Alexion CEO Resigns Amid Improper Sales Probe; Shares Drop

  • CEO, CFO said to have lost board confidence as probe ongoing
  • Former AstraZeneca CEO Brennan takes over as interim chief

Alexion Pharmaceuticals Inc. Chief Executive Officer David Hallal and Chief Financial Officer Vikas Sinha have both left the drugmaker amid allegations that the company engaged in improper sales practices.

The board lost confidence in the two top executives because of information that was uncovered during an internal investigation, according to a person familiar with the matter who asked not to be identified.

The shares slumped 16 percent to $111.20 at 11:14 a.m. in New York, after earlier falling 17 percent in the biggest intraday decline since 2008.

Hallal and Sinha were among the key executives who built the drugmaker from a small company with $1.1 million in revenue in 2005 to the rare-disease powerhouse that brought in $2.6 billion in sales last year. Almost all of that revenue came from top drug Soliris that’s now at the center of the probe Alexion unveiled last month following allegations of improper sales practices made by a former employee.

Hallal will be replaced in the interim by David Brennan, 63, a board member and former CEO of AstraZeneca Plc, Alexion said in a statement Monday. The investigation is nearing completion and so far nothing has been found that would require making changes to past financial results, the New Haven, Connecticut-based company said.

“The assumption will be that there’s something wrong with this company and until their rationale is better known it’s going to be eating at investors’ minds,” said Eric Schmidt, an analyst with Cowen & Co. who rates the shares outperform.
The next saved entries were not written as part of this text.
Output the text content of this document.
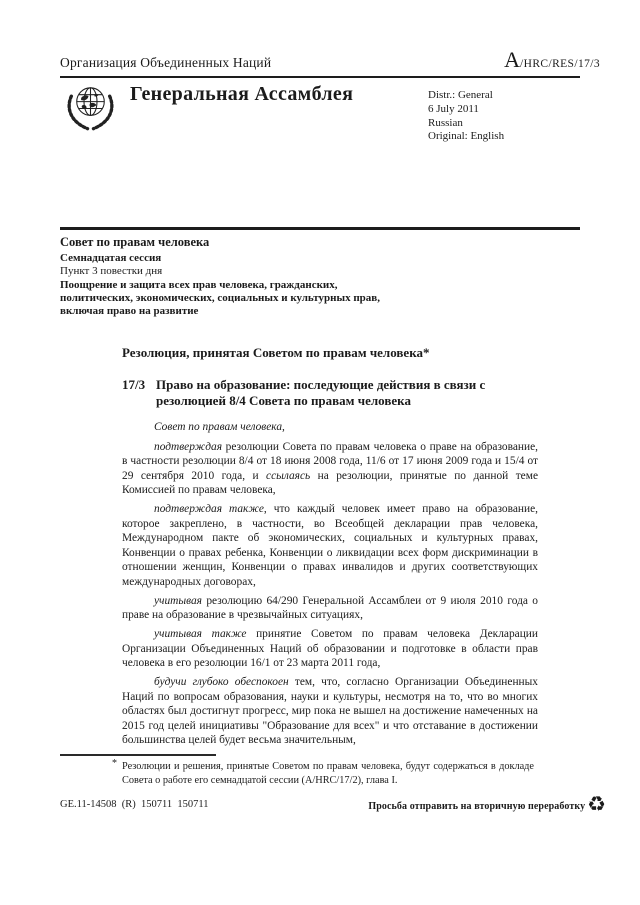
Организация Объединенных Наций	A/HRC/RES/17/3
Генеральная Ассамблея	Distr.: General
6 July 2011
Russian
Original: English
Совет по правам человека
Семнадцатая сессия
Пункт 3 повестки дня
Поощрение и защита всех прав человека, гражданских, политических, экономических, социальных и культурных прав, включая право на развитие
Резолюция, принятая Советом по правам человека*
17/3 Право на образование: последующие действия в связи с резолюцией 8/4 Совета по правам человека
Совет по правам человека,
подтверждая резолюции Совета по правам человека о праве на образование, в частности резолюции 8/4 от 18 июня 2008 года, 11/6 от 17 июня 2009 года и 15/4 от 29 сентября 2010 года, и ссылаясь на резолюции, принятые по данной теме Комиссией по правам человека,
подтверждая также, что каждый человек имеет право на образование, которое закреплено, в частности, во Всеобщей декларации прав человека, Международном пакте об экономических, социальных и культурных правах, Конвенции о правах ребенка, Конвенции о ликвидации всех форм дискриминации в отношении женщин, Конвенции о правах инвалидов и других соответствующих международных договорах,
учитывая резолюцию 64/290 Генеральной Ассамблеи от 9 июля 2010 года о праве на образование в чрезвычайных ситуациях,
учитывая также принятие Советом по правам человека Декларации Организации Объединенных Наций об образовании и подготовке в области прав человека в его резолюции 16/1 от 23 марта 2011 года,
будучи глубоко обеспокоен тем, что, согласно Организации Объединенных Наций по вопросам образования, науки и культуры, несмотря на то, что во многих областях был достигнут прогресс, мир пока не вышел на достижение намеченных на 2015 год целей инициативы "Образование для всех" и что отставание в достижении большинства целей будет весьма значительным,
* Резолюции и решения, принятые Советом по правам человека, будут содержаться в докладе Совета о работе его семнадцатой сессии (A/HRC/17/2), глава I.
GE.11-14508  (R)  150711  150711	Просьба отправить на вторичную переработку ♻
Analysts estimate that Soliris will generate 92 percent of Alexion’s $3.1 billion in sales this year. It’s approved for paroxysmal nocturnal hemoglobinuria, which causes the body to destroy its own red blood cells, and atypical hemolytic uremic syndrome, a rare genetic disease that can damage organs including the kidney and heart.

Hallal joined Alexion in 2006 to start the drugmaker’s sales organization, and rose to become its CEO in 2015 after overseeing the introduction of Soliris. In its statement, Alexion said he resigned for personal reasons. He’ll get $3.65 million in connection with his exit, according to a company filing, and agreed to cooperate with the firm.

Sinha, who left the company for other opportunities according to the statement, had joined in 2005 as CFO. He will receive payment in line with being terminated without cause, according to the filing. He’s being replaced by David Anderson, 67, who was finance chief at Honeywell for 11 years.

Alexion, which delayed its quarterly report last month amid the investigation, now expects to submit it by January.

Interim CEO Pay

Brennan will receive $6 million in annual cash compensation, a $5,000 monthly housing allowance, transportation expenses and similar equity awards he’d have gotten as a director, according to Monday’s filing. He was awarded stock and options worth about $225,000 for his services in 2015. Cash-dominated pay packages are rare among biopharma companies, which often rely heavily on stock options to reward executives.

Anderson joined Honeywell in 2003 as CFO and is credited with helping CEO Dave Cote turn around the maker of a diverse range of products including jet engines and work boots, which had been missing financial targets and was losing talent after a failed takeover by General Electric Co. Anderson, who stepped down from Honeywell in 2014, helped sell off underperforming units while purchasing companies to expand the company’s business lines.